Bupati Ipuk mengapresiasi kerja keras semua pihak, termasuk Baznas, yang telah bahu-membahu dalam mengatasi masalah kemiskinan. "Angka kemiskinan di Banyuwangi yang terus turun berkat kerja keroyokan semua pihak, termasuk Baznas, sinergi baik ini harus terus kita pertahankan dan dilanjutkan," katanya. Sinergi positif ini harus terus dipertahankan dan ditingkatkan di masa mendatang.
Dana zakat yang terkumpul memiliki potensi besar untuk pemberdayaan masyarakat. Dengan penyaluran yang tepat sasaran, zakat dapat menjadi instrumen efektif dalam mengentaskan kemiskinan. Program-program Baznas yang menyentuh langsung kebutuhan masyarakat prasejahtera sangat dibutuhkan.
Advertisement
Advertisement
Profesionalisme dan Kolaborasi Strategis Baznas
Bupati Ipuk juga menekankan pentingnya profesionalisme dalam pengelolaan Baznas. Lembaga ini diharapkan mampu menggandeng mitra-mitra strategis di Banyuwangi. Kolaborasi dengan berbagai pihak akan memperluas jangkauan bantuan yang dapat diberikan kepada masyarakat.
Dengan "tandang bareng" atau bekerja bersama, pemerintah daerah dan Baznas optimistis dapat memberdayakan lebih banyak warga yang membutuhkan. "Dengan 'tandang bareng' atau bersama-sama, kami optimistis semakin banyak warga membutuhkan di Banyuwangi yang berdaya, mulai dari lansia, keluarga prasejahtera dan pelaku usaha kecil,"katanya. Pendekatan kolaboratif ini akan memaksimalkan dampak positif dari program-program Baznas.
Kemitraan strategis dapat melibatkan organisasi kemasyarakatan, perusahaan swasta, dan lembaga pendidikan. Kerjasama ini akan membuka peluang baru untuk program-program inovatif. Tujuannya adalah memastikan bantuan yang disalurkan semakin banyak dan tepat sasaran.
Advertisement
Advertisement
Komitmen Kepemimpinan Baru Baznas
Ketua Baznas Banyuwangi yang baru dilantik, Dwi Yanto, menyatakan kesiapannya untuk menjalankan tugas. Ia berkomitmen untuk berkolaborasi erat dengan Pemerintah Kabupaten Banyuwangi. Kolaborasi ini bertujuan untuk kemaslahatan umat dan kesejahteraan masyarakat.

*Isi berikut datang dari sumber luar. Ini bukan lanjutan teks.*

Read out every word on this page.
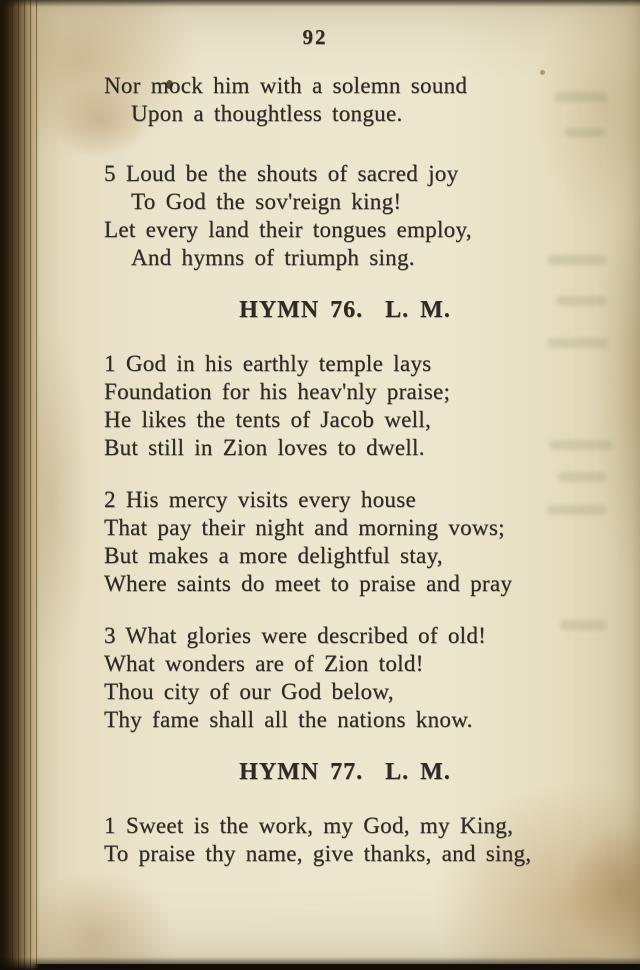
92
Nor mock him with a solemn sound
Upon a thoughtless tongue.
5 Loud be the shouts of sacred joy
To God the sov'reign king!
Let every land their tongues employ,
And hymns of triumph sing.
HYMN 76.  L. M.
1 God in his earthly temple lays
Foundation for his heav'nly praise;
He likes the tents of Jacob well,
But still in Zion loves to dwell.
2 His mercy visits every house
That pay their night and morning vows;
But makes a more delightful stay,
Where saints do meet to praise and pray
3 What glories were described of old!
What wonders are of Zion told!
Thou city of our God below,
Thy fame shall all the nations know.
HYMN 77.  L. M.
1 Sweet is the work, my God, my King,
To praise thy name, give thanks, and sing,
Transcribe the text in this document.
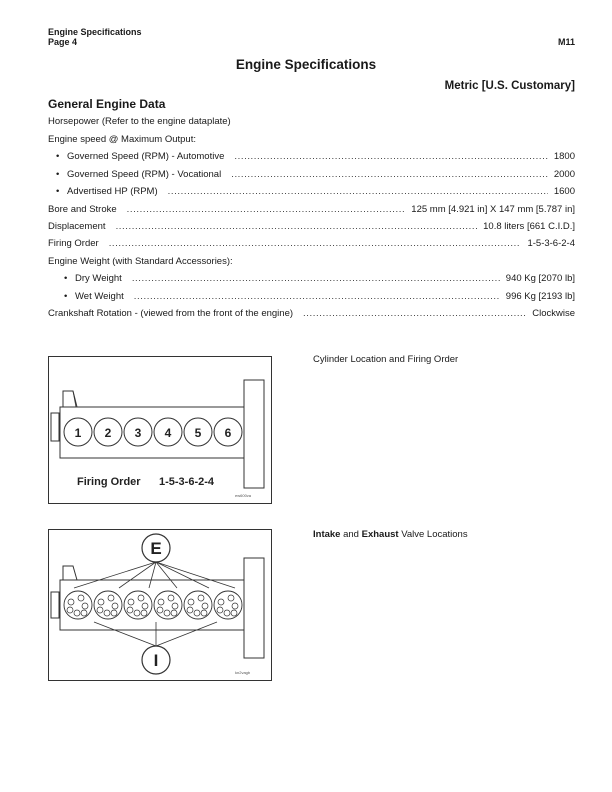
Engine Specifications
Page 4	M11
Engine Specifications
Metric [U.S. Customary]
General Engine Data
Horsepower (Refer to the engine dataplate)
Engine speed @ Maximum Output:
• Governed Speed (RPM) - Automotive .....	1800
• Governed Speed (RPM) - Vocational .....	2000
• Advertised HP (RPM) .....	1600
Bore and Stroke .....	125 mm [4.921 in] X 147 mm [5.787 in]
Displacement .....	10.8 liters [661 C.I.D.]
Firing Order .....	1-5-3-6-2-4
Engine Weight (with Standard Accessories):
• Dry Weight .....	940 Kg [2070 lb]
• Wet Weight .....	996 Kg [2193 lb]
Crankshaft Rotation - (viewed from the front of the engine) .....	Clockwise
1 2 3 4 5 6
Firing Order 1-5-3-6-2-4
ew600va
Cylinder Location and Firing Order
E
I
kn2vagb
Intake and Exhaust Valve Locations
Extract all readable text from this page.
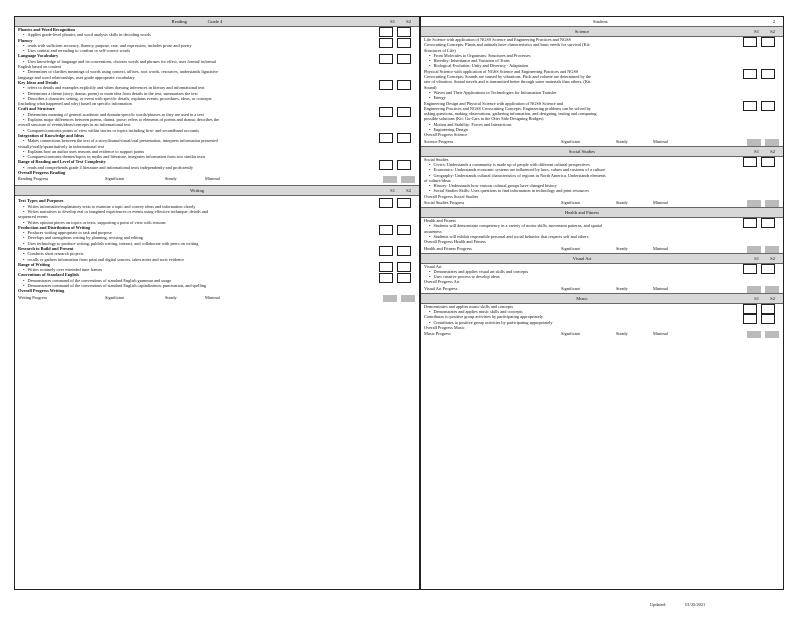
Reading	Grade 4	S1 S2
Phonics and Word Recognition
• Applies grade-level phonics and word analysis skills in decoding words
Fluency
• reads with sufficient accuracy, fluency, purpose, rate, and expression, includes prose and poetry
• Uses context and rereading to confirm or self-correct words
Language Vocabulary
• Uses knowledge of language and its conventions, chooses words and phrases for effect, uses formal/ informal
English based on context
• Determines or clarifies meanings of words using context, affixes, root words, resources, understands figurative
language and word relationships, uses grade appropriate vocabulary
Key Ideas and Details
• refers to details and examples explicitly and when drawing inferences in literary and informational text
• Determines a theme (story, drama, poem) or main idea from details in the text, summarizes the text
• Describes a character, setting, or event with specific details, explains events, procedures, ideas, or concepts
(including what happened and why) based on specific information
Craft and Structure
• Determines meaning of general academic and domain-specific words/phrases as they are used in a text
• Explains major differences between poems, drama, prose; refers to elements of poems and drama, describes the
overall structure of events/ideas/concepts in an informational text
• Compares/contrasts points of view within stories or topics including first- and secondhand accounts
Integration of Knowledge and Ideas
• Makes connections between the text of a story/drama/visual/oral presentation, interprets information presented
visually/orally/quantitatively in informational text
• Explains how an author uses reasons and evidence to support points
• Compares/contrasts themes/topics in myths and literature, integrates information from two similar texts
Range of Reading and Level of Text Complexity
• reads and comprehends grade 4 literature and informational texts independently and proficiently
Overall Progress Reading
Reading Progress	Significant	Steady	Minimal
Writing	S1 S2
Text Types and Purposes
• Writes informative/explanatory texts to examine a topic and convey ideas and information clearly
• Writes narratives to develop real or imagined experiences or events using effective technique, details and
sequenced events
• Writes opinion pieces on topics or texts, supporting a point of view with reasons
Production and Distribution of Writing
• Produces writing appropriate to task and purpose
• Develops and strengthens writing by planning, revising and editing
• Uses technology to produce writing, publish writing, interact, and collaborate with peers on writing
Research to Build and Present
• Conducts short research projects
• recalls or gathers information from print and digital sources, takes notes and sorts evidence
Range of Writing
• Writes routinely over extended time frames
Conventions of Standard English
• Demonstrates command of the conventions of standard English grammar and usage
• Demonstrates command of the conventions of standard English capitalization, punctuation, and spelling
Overall Progress Writing
Writing Progress	Significant	Steady	Minimal
Student:	2
Science	S1 S2
Life Science with application of NGSS Science and Engineering Practices and NGSS
Crosscutting Concepts: Plants and animals have characteristics and basic needs for survival (Kit:
Structures of Life)
• From Molecules to Organisms: Structures and Processes
• Heredity: Inheritance and Variation of Traits
• Biological Evolution: Unity and Diversity - Adaptation
Physical Science with application of NGSS Science and Engineering Practices and NGSS
Crosscutting Concepts: Sounds are caused by vibrations. Pitch and volume are determined by the
rate of vibration. Sound travels and is transmitted better through some materials than others. (Kit:
Sound)
• Waves and Their Applications in Technologies for Information Transfer
• Energy
Engineering Design and Physical Science with application of NGSS Science and
Engineering Practices and NGSS Crosscutting Concepts: Engineering problems can be solved by
asking questions, making observations, gathering information, and designing, testing and comparing
possible solutions (Kit: Go-Cars in the Otter Side Designing Bridges)
• Motion and Stability: Forces and Interactions
• Engineering Design
Overall Progress Science
Science Progress	Significant	Steady	Minimal
Social Studies	S1 S2
Social Studies
• Civics: Understands a community is made up of people with different cultural perspectives
• Economics: Understands economic systems are influenced by laws, values and customs of a culture
• Geography: Understands cultural characteristics of regions in North America, Understands elements
of culture/ideas
• History: Understands how various cultural groups have changed history
• Social Studies Skills: Uses questions to find information in technology and print resources
Overall Progress Social Studies
Social Studies Progress	Significant	Steady	Minimal
Health and Fitness
Health and Fitness
• Students will demonstrate competency in a variety of motor skills, movement patterns, and spatial
awareness
• Students will exhibit responsible personal and social behavior that respects self and others
Overall Progress Health and Fitness
Health and Fitness Progress	Significant	Steady	Minimal
Visual Art	S1 S2
Visual Art
• Demonstrates and applies visual art skills and concepts
• Uses creative process to develop ideas
Overall Progress Art
Visual Art Progress	Significant	Steady	Minimal
Music	S1 S2
Demonstrates and applies music skills and concepts
• Demonstrates and applies music skills and concepts
Contributes to positive group activities by participating appropriately
• Contributes to positive group activities by participating appropriately
Overall Progress Music
Music Progress	Significant	Steady	Minimal
Updated:	01/25/2021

Dwi Yanto menegaskan kesediaannya untuk bermitra dengan pemkab dalam menjalankan semua kegiatan sosial yang berkaitan dengan kepentingan penerima zakat. "Kami siap bermitra dengan pemkab untuk menjalankan semua kegiatan sosial yang berkaitan dengan kepentingan penerima zakat," katanya. Visi kepemimpinan baru ini diharapkan dapat membawa Baznas Banyuwangi ke arah yang lebih baik.
Komitmen ini menjadi pondasi kuat untuk melanjutkan program-program yang telah sukses. Selain itu, diharapkan juga dapat mengembangkan inisiatif baru yang relevan dengan kebutuhan masyarakat. Sinergi yang kuat antara Baznas dan pemerintah daerah akan menjadi kunci keberhasilan.